# wie mache ich einen screenshot



## Lynx laser (10. Juli 2011)

hallo wie die frage schon sagt will ich wissen wie ich von laptop direkt einen screenshot machen kann D

gruß


----------



## Colonia (10. Juli 2011)

Ich mache das über die "Druck" Taste und füge das gemachte Bild in Irfan View ein. Dort kann man dann alles mögliche machen.


----------



## HAWX (10. Juli 2011)

Man kann es alternativ auch in Paint einfügen


----------



## Joel-92 (10. Juli 2011)

Unter Windows 7 gibts ein Programm das heißt "Snipping Tool" mit dem man Screenshots machen kann.


----------



## Robonator (10. Juli 2011)

Wenn du viele Screens in Games hintereinander machen willst. Dann lad dir FRAPS runter.
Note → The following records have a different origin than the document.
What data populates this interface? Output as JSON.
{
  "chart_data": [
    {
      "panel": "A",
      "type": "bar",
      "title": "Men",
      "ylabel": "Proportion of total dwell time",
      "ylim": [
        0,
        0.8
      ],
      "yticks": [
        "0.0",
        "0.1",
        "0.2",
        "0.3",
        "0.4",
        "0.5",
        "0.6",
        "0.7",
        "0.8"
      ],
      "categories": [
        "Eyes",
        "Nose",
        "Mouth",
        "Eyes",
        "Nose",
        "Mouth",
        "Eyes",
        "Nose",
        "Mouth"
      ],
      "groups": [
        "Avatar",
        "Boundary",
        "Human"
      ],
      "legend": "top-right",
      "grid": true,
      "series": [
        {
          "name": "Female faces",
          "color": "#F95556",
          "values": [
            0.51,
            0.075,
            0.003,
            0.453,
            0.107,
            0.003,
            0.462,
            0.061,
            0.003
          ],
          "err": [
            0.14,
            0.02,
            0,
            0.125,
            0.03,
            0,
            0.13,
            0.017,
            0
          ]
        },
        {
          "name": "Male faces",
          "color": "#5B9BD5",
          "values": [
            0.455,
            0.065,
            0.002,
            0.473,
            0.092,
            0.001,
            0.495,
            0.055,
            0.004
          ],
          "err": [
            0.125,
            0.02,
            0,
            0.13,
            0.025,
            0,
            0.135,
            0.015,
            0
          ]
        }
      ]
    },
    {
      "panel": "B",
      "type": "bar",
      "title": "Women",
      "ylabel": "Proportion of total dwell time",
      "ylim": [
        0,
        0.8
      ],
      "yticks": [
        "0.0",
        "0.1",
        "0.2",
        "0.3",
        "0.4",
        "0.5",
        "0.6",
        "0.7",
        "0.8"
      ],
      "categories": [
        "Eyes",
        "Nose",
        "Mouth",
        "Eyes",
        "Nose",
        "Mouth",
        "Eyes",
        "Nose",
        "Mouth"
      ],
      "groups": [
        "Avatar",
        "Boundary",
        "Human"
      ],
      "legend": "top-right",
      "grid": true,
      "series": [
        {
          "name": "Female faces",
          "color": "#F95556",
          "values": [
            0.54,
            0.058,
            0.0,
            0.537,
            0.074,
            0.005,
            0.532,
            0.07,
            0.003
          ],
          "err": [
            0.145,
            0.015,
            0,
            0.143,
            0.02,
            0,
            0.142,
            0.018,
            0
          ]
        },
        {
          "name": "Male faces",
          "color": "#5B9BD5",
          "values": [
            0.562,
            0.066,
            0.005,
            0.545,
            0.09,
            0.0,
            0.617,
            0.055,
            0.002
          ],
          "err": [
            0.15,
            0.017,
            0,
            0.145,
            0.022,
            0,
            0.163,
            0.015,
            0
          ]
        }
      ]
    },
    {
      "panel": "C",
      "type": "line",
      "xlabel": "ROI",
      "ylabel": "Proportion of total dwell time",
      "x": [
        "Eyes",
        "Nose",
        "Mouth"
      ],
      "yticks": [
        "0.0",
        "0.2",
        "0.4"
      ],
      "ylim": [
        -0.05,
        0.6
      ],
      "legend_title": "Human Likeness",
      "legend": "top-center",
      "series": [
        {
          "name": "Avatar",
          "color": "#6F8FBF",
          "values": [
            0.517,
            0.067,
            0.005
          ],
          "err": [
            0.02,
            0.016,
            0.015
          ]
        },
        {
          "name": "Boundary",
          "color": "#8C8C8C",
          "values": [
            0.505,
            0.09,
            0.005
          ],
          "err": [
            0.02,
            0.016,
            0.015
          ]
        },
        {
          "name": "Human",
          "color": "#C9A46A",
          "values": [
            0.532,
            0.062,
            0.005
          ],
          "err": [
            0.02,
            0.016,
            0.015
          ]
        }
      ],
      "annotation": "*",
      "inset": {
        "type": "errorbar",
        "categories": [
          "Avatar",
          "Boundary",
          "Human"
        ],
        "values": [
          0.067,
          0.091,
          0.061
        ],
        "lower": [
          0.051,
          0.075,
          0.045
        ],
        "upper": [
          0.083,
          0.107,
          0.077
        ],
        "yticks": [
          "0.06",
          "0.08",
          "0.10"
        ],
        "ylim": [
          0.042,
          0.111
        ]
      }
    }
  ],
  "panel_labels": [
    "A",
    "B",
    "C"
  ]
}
Ich glaube mit F10 machst du dann Screens, die du dann im FRAPS Ordner finden kannst.


----------



## Borkenkaefer (10. Juli 2011)

Verwende auch die Druck Taste. 
Wobei ich selten Screenshots brauche.


----------



## mattinator (10. Juli 2011)

Lynx laser schrieb:


> _*von laptop direkt*_ einen screenshot machen kann D


 
Die Frage war wohl so nicht gemeint, aber Screenshot _*von laptop direkt*_ mit 'ner Handy- oder anderen Digital-Kamera.


----------



## Psytis (11. Juli 2011)

wenn du verschiedene Fenster offen hast und du nur einen Screenshot von einem Fenster haben willst, kannst du mit "ALT+Druck" das ohne nachträgliches zurechtstutzen machen (nur zur Info)


----------



## Niza (11. Juli 2011)

Also erst Druck Taste 

oder wie hier erwähnt:


Psytis schrieb:


> wenn du verschiedene Fenster offen hast und du nur  einen Screenshot von einem Fenster haben willst, kannst du mit  "ALT+Druck" das ohne nachträgliches zurechtstutzen machen (nur zur  Info)


 
Dann Paint starten

Danach strg+V für einfügen des Bildes in Paint

Dann speichern mit strg+S

Nun kannst beim Speichern das Format wählen und Name und Ordner wo es gespeichert werden soll

Und Abspeichern

Fertig


----------



## Lynx laser (13. Juli 2011)

Danke für die hilfe


----------



## Koyote (13. Juli 2011)

Bei manchen Laptops bei denen die F 1 - 12 Tasten noch andere Funktionen wie Helligkeit, Standby etc. haben, gibt es unten in der Reihe mit der STRG / CTRL Taste noch eine FN also Funktionstaste, die man benötigt um dort die Screenshots zu machen.


----------